Sus ataques se incrementaron conforme pasaba el tiempo y, para el final de su vida, pasaba más tiempo dormida que despierta, empero esto, me sorprendía el hecho de que cuando comenzara a desesperarme y pensar que ella no despertaría jamás, ciertamente, abría los ojos como si su intención fuera fastidiarme.
Y un día de cierto junio, para mí alegría, finalmente murió al ahogarse con su propia saliva en medio de uno de estos sincopes.
A su padre nunca le importó, y el mío había muerto hacía tiempo así que el único presente en el funeral fui yo mismo y solo estaba ahí por compromiso.
Su sola visión, por cruel que pueda parecer, me llenaba con repulsión. No podía contemplarla sin sentir un profundo asco hacía el tiempo que había desperdiciado a su lado y sin dejar de añorar la vida que otrora pude haber tenido. Mas me embriagaba la alegría por el tiempo venidero y por lo que podía hacer ahora que nada me unía a esa mujer estéril y enfermiza.
-¡Levántate ahora!-le grité al oído cegado por el triunfo-¡Levántate ahora y vuelve a acusarme con la mirada de tus propios crímenes! ¡¿Por qué duermes tan tranquila en estas impávidas y desoladas tierras más allá del mediterráneo cuando deberías estar suplicándome por absolución?! ¿Qué razón tienes para permanecer más tiempo del que ya has permanecido en ese estado de absoluta tranquilidad?-y reía mientras lo decía-¡Vamos, levántate!-. Entonces comencé a sacudirla por los hombros, rojo de cólera, y, halando hacía atrás su cabello con una mano le sacudí la cabeza a base de bofetadas.-¡Abre los ojos, maldita seas!-pero ella se limitó a permanecer así, inmóvil en el féretro.

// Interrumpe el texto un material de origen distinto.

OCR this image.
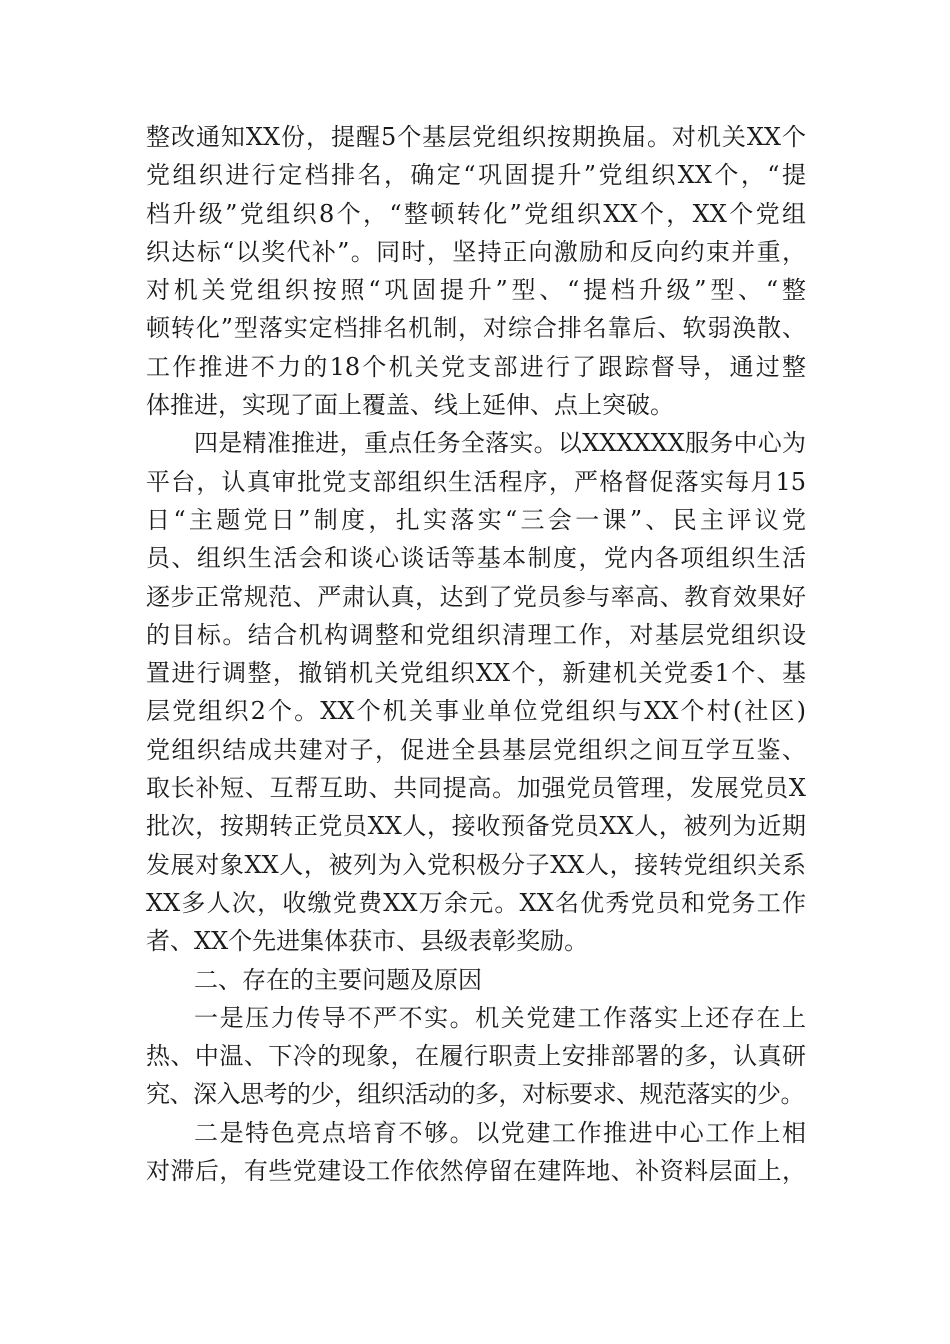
整改通知XX份，提醒5个基层党组织按期换届。对机关XX个
党组织进行定档排名，确定“巩固提升”党组织XX个，“提
档升级”党组织8个，“整顿转化”党组织XX个，XX个党组
织达标“以奖代补”。同时，坚持正向激励和反向约束并重，
对机关党组织按照“巩固提升”型、“提档升级”型、“整
顿转化”型落实定档排名机制，对综合排名靠后、软弱涣散、
工作推进不力的18个机关党支部进行了跟踪督导，通过整
体推进，实现了面上覆盖、线上延伸、点上突破。
四是精准推进，重点任务全落实。以XXXXXX服务中心为
平台，认真审批党支部组织生活程序，严格督促落实每月15
日“主题党日”制度，扎实落实“三会一课”、民主评议党
员、组织生活会和谈心谈话等基本制度，党内各项组织生活
逐步正常规范、严肃认真，达到了党员参与率高、教育效果好
的目标。结合机构调整和党组织清理工作，对基层党组织设
置进行调整，撤销机关党组织XX个，新建机关党委1个、基
层党组织2个。XX个机关事业单位党组织与XX个村(社区)
党组织结成共建对子，促进全县基层党组织之间互学互鉴、
取长补短、互帮互助、共同提高。加强党员管理，发展党员X
批次，按期转正党员XX人，接收预备党员XX人，被列为近期
发展对象XX人，被列为入党积极分子XX人，接转党组织关系
XX多人次，收缴党费XX万余元。XX名优秀党员和党务工作
者、XX个先进集体获市、县级表彰奖励。
二、存在的主要问题及原因
一是压力传导不严不实。机关党建工作落实上还存在上
热、中温、下冷的现象，在履行职责上安排部署的多，认真研
究、深入思考的少，组织活动的多，对标要求、规范落实的少。
二是特色亮点培育不够。以党建工作推进中心工作上相
对滞后，有些党建设工作依然停留在建阵地、补资料层面上，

Y entonces se hizo evidente que ella no se levantaría nunca más. Incluso me sentía estúpido en aquella postura con el cadáver. Sin cuidado lo deposité devuelta a su féretro y ya me retiraba cuando un gemido atrajo mi atención. La mujer detrás de mí se incorporaba sobre los hombros con los ojos abiertos y en aquel estado de involuntaria enajenación y olvido que suele preceder los ataques de catalepsia. No me detuve ni un segundo a pensar en ello y me arrojé sobre su cuello, y no lo solté hasta que estuve bien seguro de que estaba al fin muerta.
En aquel momento el mundo pareció dar una vuelta sobre sí mismo y parecíó alargarse y encogerse. Caí al suelo preso de un repentino desmayo.
Casi al momento siguiente (o no) abrí los ojos, exento de mis últimos recuerdos, pero, por alguna razón que entonces desconocía, me embargaba una sensación de alegría perpetua, ¿cómo podía estar alegre, si ella estaba viva…? Y entonces lo recordé todo. Recordé su muerte y una sonrisa iluminó mi rostro. Tratando de incorporarme noté mi incapacidad de hacerlo y entonces ¡oh dios mío! al voltear a un costado noté que había sido enterrado vivo junto con el cadáver de ella.
Pero no fue el hecho de ver su cadáver lo que me hizo gritar tan alto que alguien me escuchó y posteriormente me rescató, tampoco fue el hecho de haber sido enterrado vivo, no; fue la expresión sonriente que tenía el rostro de la mujer, de la mujer que estaba más viva que nunca.